Wild Court

An international poetry journal based in the English Department of King’s College London

On the poetry of Douglas Crase

 
 
Declan Ryan
 

“A shipwreck becomes a way of seeing things”, Douglas Crase writes in ‘Saggaponnack’, and a sense of the dredging up of what’s been lost occurs throughout his own, ‘recovered’, work. Crase’s first collection, The Revisionist, was published in 1981, and greeted with the sort of notices Emerson once termed a “mush of concession”, as Mark Ford’s introduction to this new Carcanet edition of Crase’s poems explains. His ticker tape parade was thrown, however, by some of the hardest-to-please critics of the time. Harold Bloom, Anthony Hecht and James Merrill were among those tripping over each other in print to praise Crase’s bringing over of the Whitmanian legacy, in “distinct and identifiable idioms”, into the unpromising ’80s. There followed a silence, in print at least: leaving aside a commonplace book in the mid-’90s, and a study of two botanists, it remained unbroken until 2017, when a pamphlet, The Astropastorals, appeared alongside a collection of essays.

 

Both debut and pamphlet appear here in full, and one is immediately grateful for Ford, and Carcanet’s, rescuing of Crase from the what-ever-happened-to realms.
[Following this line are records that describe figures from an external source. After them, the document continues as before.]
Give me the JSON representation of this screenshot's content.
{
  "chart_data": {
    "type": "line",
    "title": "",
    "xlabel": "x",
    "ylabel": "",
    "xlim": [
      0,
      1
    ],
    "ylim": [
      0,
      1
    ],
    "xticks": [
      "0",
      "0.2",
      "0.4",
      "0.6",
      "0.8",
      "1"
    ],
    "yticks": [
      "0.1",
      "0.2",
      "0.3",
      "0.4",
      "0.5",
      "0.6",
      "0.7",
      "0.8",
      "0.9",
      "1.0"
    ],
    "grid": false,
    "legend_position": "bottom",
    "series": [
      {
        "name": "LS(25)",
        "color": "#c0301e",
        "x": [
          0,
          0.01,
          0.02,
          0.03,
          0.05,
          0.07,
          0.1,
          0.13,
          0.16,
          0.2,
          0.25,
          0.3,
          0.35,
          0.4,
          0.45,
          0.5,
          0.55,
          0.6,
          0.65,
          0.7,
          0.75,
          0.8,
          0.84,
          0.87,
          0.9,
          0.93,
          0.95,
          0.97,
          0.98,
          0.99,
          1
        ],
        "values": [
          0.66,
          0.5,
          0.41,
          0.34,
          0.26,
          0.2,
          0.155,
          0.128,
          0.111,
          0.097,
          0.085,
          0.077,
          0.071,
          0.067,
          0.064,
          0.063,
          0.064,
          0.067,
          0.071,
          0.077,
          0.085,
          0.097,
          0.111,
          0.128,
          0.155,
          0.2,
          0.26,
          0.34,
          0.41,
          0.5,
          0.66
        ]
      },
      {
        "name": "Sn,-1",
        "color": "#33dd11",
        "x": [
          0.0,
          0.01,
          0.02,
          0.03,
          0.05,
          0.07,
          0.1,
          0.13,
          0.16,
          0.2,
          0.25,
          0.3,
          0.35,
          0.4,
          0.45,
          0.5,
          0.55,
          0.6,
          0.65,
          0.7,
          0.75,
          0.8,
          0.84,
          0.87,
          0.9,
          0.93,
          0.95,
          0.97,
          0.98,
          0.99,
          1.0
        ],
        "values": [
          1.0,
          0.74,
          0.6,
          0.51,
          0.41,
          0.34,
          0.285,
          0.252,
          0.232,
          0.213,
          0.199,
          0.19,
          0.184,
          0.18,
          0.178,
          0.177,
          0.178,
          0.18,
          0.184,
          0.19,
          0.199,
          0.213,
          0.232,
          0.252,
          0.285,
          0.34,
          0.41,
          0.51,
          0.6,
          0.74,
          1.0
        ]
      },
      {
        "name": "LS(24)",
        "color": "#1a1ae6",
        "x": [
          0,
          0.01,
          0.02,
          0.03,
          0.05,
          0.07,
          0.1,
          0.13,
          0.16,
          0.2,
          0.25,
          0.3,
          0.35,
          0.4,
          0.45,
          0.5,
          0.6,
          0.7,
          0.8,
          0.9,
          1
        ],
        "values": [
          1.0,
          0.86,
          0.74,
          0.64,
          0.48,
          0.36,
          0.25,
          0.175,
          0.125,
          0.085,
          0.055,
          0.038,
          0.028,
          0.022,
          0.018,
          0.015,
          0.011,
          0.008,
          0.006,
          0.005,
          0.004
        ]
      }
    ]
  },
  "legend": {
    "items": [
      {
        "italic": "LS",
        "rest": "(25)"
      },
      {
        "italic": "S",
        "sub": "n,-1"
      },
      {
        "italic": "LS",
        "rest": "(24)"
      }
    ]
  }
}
The opening, title poem, ‘The Revisionist’ is in eight parts and a convincing, clause-heavy diction, thinking its way through difficult things elegantly. It’s an essay on the accident of history, full of concrete images; philosophy felt on the pulse, measured out in the thrashers of Prospect Park. Crase noted his use of what he called ‘civil meter’, one which makes use of “the variable patterns of the language of American power”, and both America and power are fundamental to this poem, and his work as a whole. The ‘I’ is recognisably in that Whitman line, just as each ‘you’ is so often greater than any single self – Ashbery, another early Crase adopter, talked of his ability to look at landscape with the “disabused eye of a lover” and there is something in the early poems, especially, in which Crase uses tropes of intimacy to sing of America. Figured, wittily, as “a vengeful Johnny Appleseed” in the title poem, Crase’s lens has a wide focus, and a few recurring obsessions emerge across the grand panoramas of his debut.

 

History for Crase is at once ongoing and physical, “the world/We could have created” is only ever “a degree or two away”, and the idea of revision becomes something urgent, ongoing and civilising. “Nothing is ever over in a place like this”, he writes in ‘Genesee Falls’ and this ‘place’ turns out to be at once specific and universal, both the familiar upstate New York terrain which he often returns to in vivid, colourful portraits and a lost, irrecoverable, always impossible Eden. The title poem ends on a note of hopeful amendment: “Although the past/Seems to be level in its place there’s room for more/And the ragged additions polish the previous days”.

 

Part of Crase’s loving update of transcendentalist, multitudinous, vision into his own time is to fit it out for a period of erosion, commerce and reckoning, where the ones left living are “the sufficient remainder”. Colonising and the notion of innocence, in both its prelapsarian and legal senses, are two other of Crase’s preoccupations, “growing up is like being a colonist”, ‘In Defense of Ellis Hollow Creek’ notes, “Far from innocence, what’s left untended/Is what took years of living in one spot to learn”. Meanwhile in ‘Experience and What To Make of It’, set out partly in the language of a scientific paper (“Abstract”… “Statement of the problem”) it’s made clear that virgin ground, of any sort, is not to be found, even in the New World: “Significance was discovered in all cases/To have attached itself with pathogenic consequences/By the time of second experience.”

 

With this in mind, it’s perhaps less surprising that The Astropastorals saw Crase turn his gaze away from Earth and to the skies, with the idea of pilgrims and uncharted territory still firmly in mind. His dense, thoughtful prosody largely remains, although given an extra degree of peril by the thought that we are “an expensive mix/Of life-based chemistry perpetually on the verge/Of going to heaven in a vapor” or, more pithily forlorn, “Up slip creek in the dark”. For Crase, heaven is territory rather than faith, and unlike those in his visionary genealogy his is a “godless distance”, seemingly ripe for exploration. “[A]s far as you touch/Other worlds, that much you save yours”, he writes in the airier ‘Dog Star Sale’, aware of the parallels between his nation’s foundation myth and legacy of ‘discovery’. There’s a dark irony to the seeming idyll in ‘Theme Park’, its “clean getaway” resolving in a loaded vista ripe for some of that necessary revision: “Who could be sure of a tenure except in this world,/Fair between the river and the sea? – where the birds/And the natives, so enthused by our coming,/ Run back and forth like children on the shore.”